Does lack of sleep cause weight gain or loss?
Does lack of sleep cause weight gain or loss?
What role does sleep have in weight loss?
If you’re dieting, you might be curious in Does lack of sleep cause weight gain or loss?
Is there a link between sleep and weight loss? It’s a crucial question, especially if you’re trying to lose weight by dieting and exercising. Sleep is equally as important as moving and fuelling our bodies because it allows us to relax and recharge.
Professionals recommend that we receive 6-8 hours of sleep per night on average, but many of us aren’t getting anywhere near that amount due to hectic work, families, or even technology. When we don’t get enough sleep, it has an impact on our ability to operate and, as a result, our eating habits. But can we burn calories when sleeping, and how does a lack of sleep influence our appetite?
Read also: Regulate your brown fat for fast weight loss.
Sleep and weight loss relationship
We definitely burn calories when sleeping, believe it or not – but we all burn different amounts of calories, just as we do while we’re up. When sleeping, most individuals burn about 50 calories each hour, although the actual number depends on our specific basal metabolic rate (BMR), and the more sleep we receive, the more calories we burn.

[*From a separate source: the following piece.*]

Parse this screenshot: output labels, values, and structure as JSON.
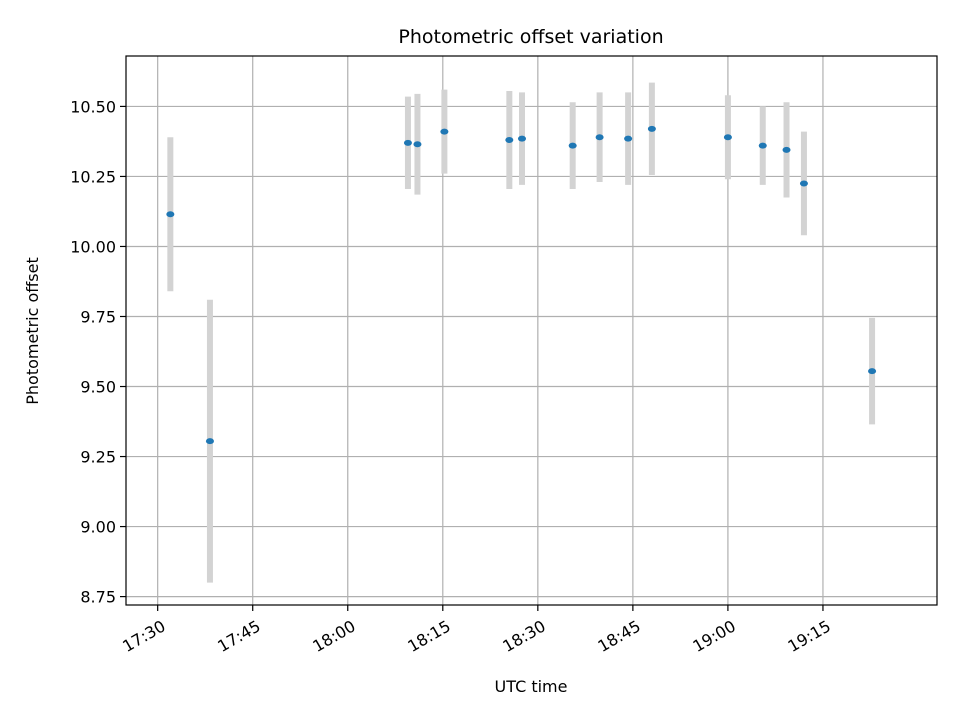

As a result, someone who only sleeps 5 hours per night on average is more likely to burn less calories than someone who sleeps 8 hours per night on a regular basis. This is why, if you don’t get enough sleep, learning how to sleep for extended periods of time might be beneficial.
And, as Flo Seabright, nutritionist and CEO of FBF Collective, told Live Science, a lack of sleep might influence our weight-loss efforts: “Lack of sleep may have an influence on food choices, whether it’s because sticking to a ‘typical’ healthy, balanced diet feels more difficult when you’re sleep deprived, or because we choose meals that we think would give us more energy, such sugary or sweet foods.”
“Quality sleep is vital in order to allow your body to work efficiently and is an important manner in which your body can recover and perform key biological functions, such as hormone control – particularly those hormones associated to hunger, appetite, and fullness,” Seabright added.
Hormones play a large role in controlling or boosting our appetites; for example, most of us feel hungrier than usual after drinking alcohol the night before, which is usually due to a lack of quality sleep and hormonal disruption.
According to a study published in PLoS Medicine, when the hunger hormones ghrelin and leptin are disrupted, it can affect our diets and how much we want food. When you have an empty stomach, Ghrelin, a hormone that helps to alert you when you’re hungry, is produced, whereas Leptin helps to suppress appetite and notifies the brain when we’re hungry.
Seabright, on the other hand, stated: “Our bodies need sleep to balance these hormones. Increased appetite and lower satiety can occur when the body is unable to control these adequately, making it more difficult to stick to a nutritionally optimum diet.”
Best time to sleep for weight loss
In fact, a study of over 1000 persons revealed that those who slept for shorter periods of time had higher (14.9 percent) ghrelin levels and lower (15.5 percent) leptin levels than those who got a decent night’s sleep. Participants who slept for fewer than eight hours each night had a higher BMI.
“When we don’t get enough sleep, the hunger hormone ghrelin and the satiety hormone leptin become unbalanced, resulting in greater sensations of hunger and lower satiety throughout the day,” Seabright added. “Not only do you feel hungry, but you’re less able to recognise when you’re full!”
Whether you choose to sleep in your favourite PJs or something a bit more loose, research has shown that sleeping nude offers several weight-loss benefits. Especially in the winter, you may want to bundle up in many layers.
How does bad sleep affect your metabolism?
Our body temperature affects not just the quality of our sleep, but also how our metabolism reacts, according to studies. The National Institutes of Health in the United States investigated a group of men for nearly a month in a colder atmosphere and discovered that it sped up their metabolism and burned brown fat to keep them warm as they slept.
Brown fat, also known as adipose tissue, helps you remain warm when you’re cold by becoming activated when your body temperature reaches a specific level, allowing it to be burned more quickly when you’re cold.